SELECT col1, col2, col3 FROM (
  SELECT col1, col2, col3,
         @n := CASE WHEN @v = MAKE_SET(3, col1, col2)
                    THEN @n + 1 -- if we are in the same group
                    ELSE 1 -- next group starts so we reset the counter
                END AS row_number,
         @v := MAKE_SET(3, col1, col2) -- we store the current value for next iteration
    FROM Table1, (SELECT @n := 0, @v := NULL) r -- helper table for iteration with startup values
   ORDER BY col1, col2, col3 DESC -- because we want the row with maximum value
) x WHERE row_number = 1 -- and here we select exactly the wanted row from each group

3意味着在MAKE_SET的第一个参数，我想在SET中的值(3=1|2)。 当然，如果没有两个或更多列来构造组，则可以取消MAKE_SET操作。结构完全相同。这对我来说是必要的。非常感谢Pinal Dave的清晰演示。

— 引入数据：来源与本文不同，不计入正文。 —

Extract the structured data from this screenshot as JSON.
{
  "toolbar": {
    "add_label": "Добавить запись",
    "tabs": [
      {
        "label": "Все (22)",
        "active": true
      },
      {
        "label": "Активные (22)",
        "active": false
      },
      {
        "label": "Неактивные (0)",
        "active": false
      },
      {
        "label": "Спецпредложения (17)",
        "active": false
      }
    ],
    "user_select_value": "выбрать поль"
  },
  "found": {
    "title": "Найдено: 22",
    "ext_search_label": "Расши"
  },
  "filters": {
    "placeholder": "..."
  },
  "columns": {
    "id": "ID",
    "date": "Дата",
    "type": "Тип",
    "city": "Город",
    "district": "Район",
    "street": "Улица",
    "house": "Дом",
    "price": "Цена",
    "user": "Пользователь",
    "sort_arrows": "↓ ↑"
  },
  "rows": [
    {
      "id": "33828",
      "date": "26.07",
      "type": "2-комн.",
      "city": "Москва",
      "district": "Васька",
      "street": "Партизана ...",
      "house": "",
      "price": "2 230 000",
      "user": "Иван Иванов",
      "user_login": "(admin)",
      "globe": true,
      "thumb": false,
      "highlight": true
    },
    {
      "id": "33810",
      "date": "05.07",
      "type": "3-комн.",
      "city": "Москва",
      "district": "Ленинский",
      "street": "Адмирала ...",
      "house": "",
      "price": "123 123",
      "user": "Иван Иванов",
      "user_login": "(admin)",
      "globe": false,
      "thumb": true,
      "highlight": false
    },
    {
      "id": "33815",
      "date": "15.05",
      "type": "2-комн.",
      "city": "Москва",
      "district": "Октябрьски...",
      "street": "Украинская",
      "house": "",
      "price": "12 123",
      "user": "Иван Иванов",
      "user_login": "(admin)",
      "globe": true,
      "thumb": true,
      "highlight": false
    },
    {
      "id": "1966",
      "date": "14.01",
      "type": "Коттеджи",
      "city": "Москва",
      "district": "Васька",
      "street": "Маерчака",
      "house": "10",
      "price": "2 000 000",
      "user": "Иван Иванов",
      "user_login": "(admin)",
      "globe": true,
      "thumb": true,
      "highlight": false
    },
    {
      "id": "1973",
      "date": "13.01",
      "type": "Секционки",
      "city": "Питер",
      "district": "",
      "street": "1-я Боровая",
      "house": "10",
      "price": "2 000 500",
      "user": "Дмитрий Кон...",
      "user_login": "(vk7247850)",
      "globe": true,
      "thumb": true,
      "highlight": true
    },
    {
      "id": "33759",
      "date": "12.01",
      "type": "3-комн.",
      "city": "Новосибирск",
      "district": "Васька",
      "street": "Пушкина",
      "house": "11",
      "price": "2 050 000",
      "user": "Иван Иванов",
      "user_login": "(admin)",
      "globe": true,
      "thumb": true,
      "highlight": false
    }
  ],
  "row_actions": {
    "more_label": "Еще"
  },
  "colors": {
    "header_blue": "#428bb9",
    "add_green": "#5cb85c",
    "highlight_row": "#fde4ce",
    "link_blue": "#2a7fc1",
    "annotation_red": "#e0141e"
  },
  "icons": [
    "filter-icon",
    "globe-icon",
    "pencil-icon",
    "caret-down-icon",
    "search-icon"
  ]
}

我也会投票给Mosty Mostacho的解决方案，对他的查询代码进行了轻微的修改:

SELECT a.i, a.j, (
    SELECT count(*) from test b where a.j >= b.j AND a.i = b.i
) AS row_number FROM test a

会得到相同的结果:

+------+------+------------+
|    i |    j | row_number |
+------+------+------------+
|    1 |   11 |          1 |
|    1 |   12 |          2 |
|    1 |   13 |          3 |
|    2 |   21 |          1 |
|    2 |   22 |          2 |
|    2 |   23 |          3 |
|    3 |   31 |          1 |
|    3 |   32 |          2 |
|    3 |   33 |          3 |
|    4 |   14 |          1 |
+------+------+------------+

对于表格:

+------+------+
|    i |    j |
+------+------+
|    1 |   11 |
|    1 |   12 |
|    1 |   13 |
|    2 |   21 |
|    2 |   22 |
|    2 |   23 |
|    3 |   31 |
|    3 |   32 |
|    3 |   33 |
|    4 |   14 |
+------+------+

唯一的区别是查询不使用JOIN和GROUP BY，而是依赖于嵌套选择。